A team of scientists has created the Acoustic Collimated Beam (ACCObeam), a novel high-power, low-frequency, collimated sound beam that penetrates deeply and in high resolution for applications such as borehole imaging, explosives threat evaluation, underwater communication and biomedical imaging.

Ultrasonic imaging tools typically use high frequency transducers to monitor the integrity of boreholes drilled for oil and gas production. These tools can evaluate metal casing used in boreholes but cannot image deep into cement or the geologic formation beyond the casing wall. This is because high frequencies attenuate significantly in cement and geological formations.

By simply clamping the circumference of a piezoelectric disc inside a hard material and exciting concentric ring-like ripples in the disc, the team determined that it could produce a highly collimated, powerful sound beam that also minimizes unwanted side lobes.

The resulting device, called ACCObeam, operates at a low frequency of 10–250 kHz, so the sound it produces does not attenuate significantly in any medium. In fact, ACCObeam is capable of imaging underground in almost any medium and has been shown to image two to three meters of rock without compromising image resolution.

The team is led by Cristian Pantea, Dipen Sinha, and Vamshi Chillara all of the Materials Synthesis and Integrated Devices group.

This breakthrough in collimation is the result of almost 30 years of extensive research by the team, which has resulted in four previous R&D 100 awards, almost a dozen U.S. and European patents and numerous publications.
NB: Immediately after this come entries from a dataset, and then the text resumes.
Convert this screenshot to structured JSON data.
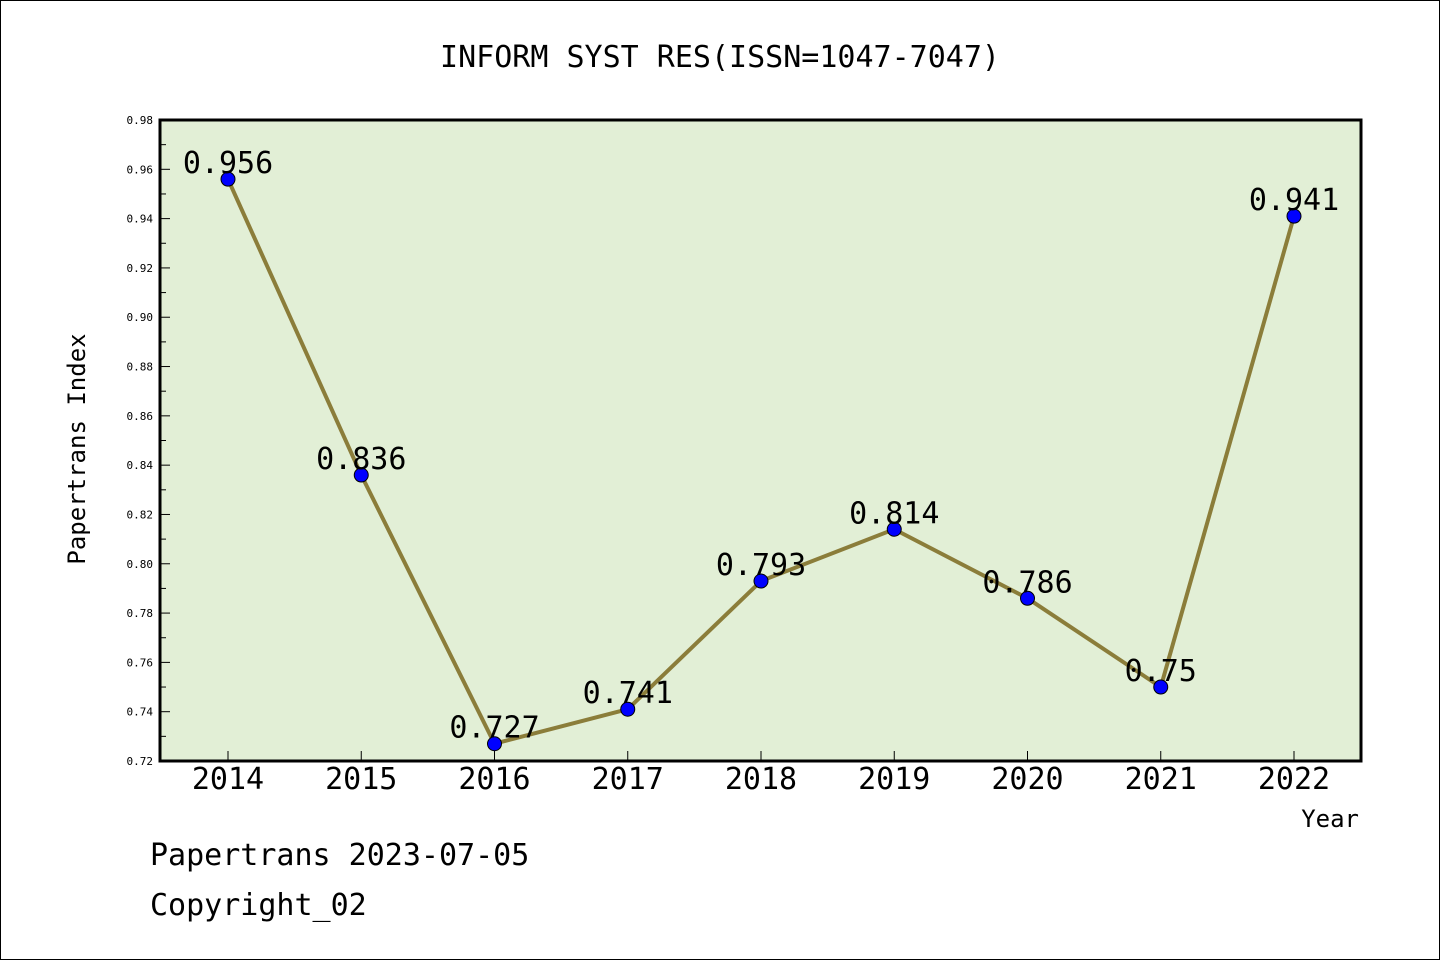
{
  "chart_data": {
    "type": "line",
    "title": "INFORM SYST RES(ISSN=1047-7047)",
    "xlabel": "Year",
    "ylabel": "Papertrans Index",
    "categories": [
      "2014",
      "2015",
      "2016",
      "2017",
      "2018",
      "2019",
      "2020",
      "2021",
      "2022"
    ],
    "series": [
      {
        "values": [
          0.956,
          0.836,
          0.727,
          0.741,
          0.793,
          0.814,
          0.786,
          0.75,
          0.941
        ]
      }
    ],
    "data_labels": [
      "0.956",
      "0.836",
      "0.727",
      "0.741",
      "0.793",
      "0.814",
      "0.786",
      "0.75",
      "0.941"
    ],
    "ylim": [
      0.72,
      0.98
    ],
    "yticks": [
      "0.72",
      "0.74",
      "0.76",
      "0.78",
      "0.80",
      "0.82",
      "0.84",
      "0.86",
      "0.88",
      "0.90",
      "0.92",
      "0.94",
      "0.96",
      "0.98"
    ],
    "grid": false,
    "colors": {
      "plot_background": "#e2efd6",
      "line": "#8b7d3a",
      "marker": "#0000ff"
    }
  },
  "footer": {
    "line1": "Papertrans 2023-07-05",
    "line2": "Copyright_02"
  }
}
DOE’s SubTer (Subsurface, Technology and Engineering Research, Development, and Demonstration) program sponsored the development of ACCObeam to image the underground environment around wellbores. ACCObeam can also operate in opaque and highly attenuating media, such as drilling mud.

The team is exploring a range of additional applications using the technology. Los Alamos has been testing ACCObeam’s functionality in high explosives; there is currently no method to remotely image the temperature field in a potential bomb. Using mock material, the team has proven that ACCObeam can noninvasively establish the 3-D thermal field inside a closed container. ACCObeam’s portability could significantly change how emergency responders analyze explosive threats.

ACCObeam could be easily calibrated for underwater functions. The tight beam collimation makes it an attractive candidate for long-range undersea communications, deep-sea imaging, and video transmission beneath oceans with reduced chance of interception.

In the field of biomedical imaging, the team envisions that ACCObeam could precisely send energy to specific regions of interest, enabling it to remotely charge batteries or to power internal medical devices such as pacemakers. The combination of deep penetration and high resolution means ACCObeam might potentially image tumors and various organs in humans.